La nouvelle revue Cochrane a examiné 17 études portant au total sur 20,342 patients. La plupart présentaient soit un trouble cognitif léger, soit une démence, soit les deux, avec un âge moyen de 70 à 74 ans. Les études incluaient des essais sur les médicaments anti-amyloïde lecanemab et donanemab, ainsi qu’aducanumab, dont le développement a été abandonné par son fabricant, et bapineuzumab, crenezumab et solanezumab, qui ont été abandonnés après des essais infructueux.
L’analyse a conclu que les effets de ces médicaments sur la fonction cognitive et la sévérité de la démence après 18 mois étaient « minimes ». Les effets des médicaments chez les personnes atteintes d’une maladie d’Alzheimer à un stade précoce et de démence étaient « soit absents, soit constamment faibles », et les différences apportées par les traitements étaient « bien en deçà de l’effet minimal nécessaire pour être perceptibles, ne serait-ce qu’un peu, pour les patients et les aidants ». Les données suggéraient que, si les premiers essais montraient des résultats statistiquement significatifs, il n’y avait pas d’effet cliniquement significatif.
Selon la revue, ces médicaments pouvaient aussi accroître le risque d’œdème et d’hémorragie cérébrale. Ces effets indésirables ont été observés aux examens d’imagerie cérébrale et n’ont provoqué aucun symptôme chez la plupart des patients, bien que leur impact à long terme reste incertain. La revue a également souligné que la plupart des études rapportaient des résultats après 18 mois, une période « relativement courte » « dans le contexte d’une affection à progression lente comme la maladie d’Alzheimer », alors qu’en pratique clinique ces médicaments seront probablement utilisés bien au-delà de 18 mois.

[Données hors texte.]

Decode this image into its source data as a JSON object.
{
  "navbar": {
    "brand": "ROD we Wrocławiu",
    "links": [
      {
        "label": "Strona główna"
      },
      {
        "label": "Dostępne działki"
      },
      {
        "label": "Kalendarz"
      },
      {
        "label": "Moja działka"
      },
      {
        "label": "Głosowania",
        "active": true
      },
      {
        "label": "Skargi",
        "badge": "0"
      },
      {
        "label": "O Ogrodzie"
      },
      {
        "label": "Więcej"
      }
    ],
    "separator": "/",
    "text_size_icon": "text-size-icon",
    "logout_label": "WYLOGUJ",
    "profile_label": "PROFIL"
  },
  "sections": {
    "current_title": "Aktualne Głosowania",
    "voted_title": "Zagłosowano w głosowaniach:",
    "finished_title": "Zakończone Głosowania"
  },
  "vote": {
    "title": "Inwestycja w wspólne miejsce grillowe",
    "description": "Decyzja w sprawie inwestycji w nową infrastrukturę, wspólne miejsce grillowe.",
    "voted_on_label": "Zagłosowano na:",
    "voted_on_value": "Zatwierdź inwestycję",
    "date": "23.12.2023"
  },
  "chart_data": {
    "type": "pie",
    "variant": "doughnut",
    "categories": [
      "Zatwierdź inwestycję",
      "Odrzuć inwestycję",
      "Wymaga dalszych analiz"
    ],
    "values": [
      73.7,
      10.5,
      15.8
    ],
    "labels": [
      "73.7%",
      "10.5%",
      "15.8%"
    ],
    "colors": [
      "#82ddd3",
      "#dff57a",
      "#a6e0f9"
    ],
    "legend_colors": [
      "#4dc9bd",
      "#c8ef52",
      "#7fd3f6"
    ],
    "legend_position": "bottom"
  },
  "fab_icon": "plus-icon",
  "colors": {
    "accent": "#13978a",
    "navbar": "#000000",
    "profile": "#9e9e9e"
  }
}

L’ARIA-E est un effet indésirable connu des traitements par anticorps monoclonaux anti-amyloïde, tels que lecanemab et donanemab. Bien que cette affection se résorbe généralement d’elle-même, dans de rares cas, les effets indésirables associés à ces médicaments, comme les convulsions, le coma et l’hémorragie cérébrale, peuvent être mortels. Une imagerie cérébrale de routine est recommandée chez les patients afin de surveiller les signes d’ARIA-E.
Dans l’étude TEP, les chercheurs ont analysé les cas d’un petit nombre de patients présentant une ARIA-E. À l’aide de scans TEP, l’équipe a quantifié les changements du signal TEP Aβ avant et après la résolution de l’ARIA-E, en comparant les régions touchées par l’ARIA-E aux régions non touchées. Les zones du cerveau qui avaient le plus gonflé tendaient à montrer la plus forte réduction des plaques après la disparition de l’œdème, ce qui suggère que certaines régions pourraient être plus sensibles au traitement que d’autres.
Des recherches supplémentaires sont nécessaires pour valider les résultats de l’étude TEP, car la taille de l’échantillon était assez faible. L’équipe prévoit d’élargir ces travaux avec des institutions supplémentaires, notamment le consortium Longitudinal Early Onset Alzheimer’s Disease Study.
Cette revue intervient après qu’il est apparu que le Nice réexaminait les données sur donanemab et lecanemab à la suite du succès des recours déposés par leurs fabricants Eli Lilly et Eisai.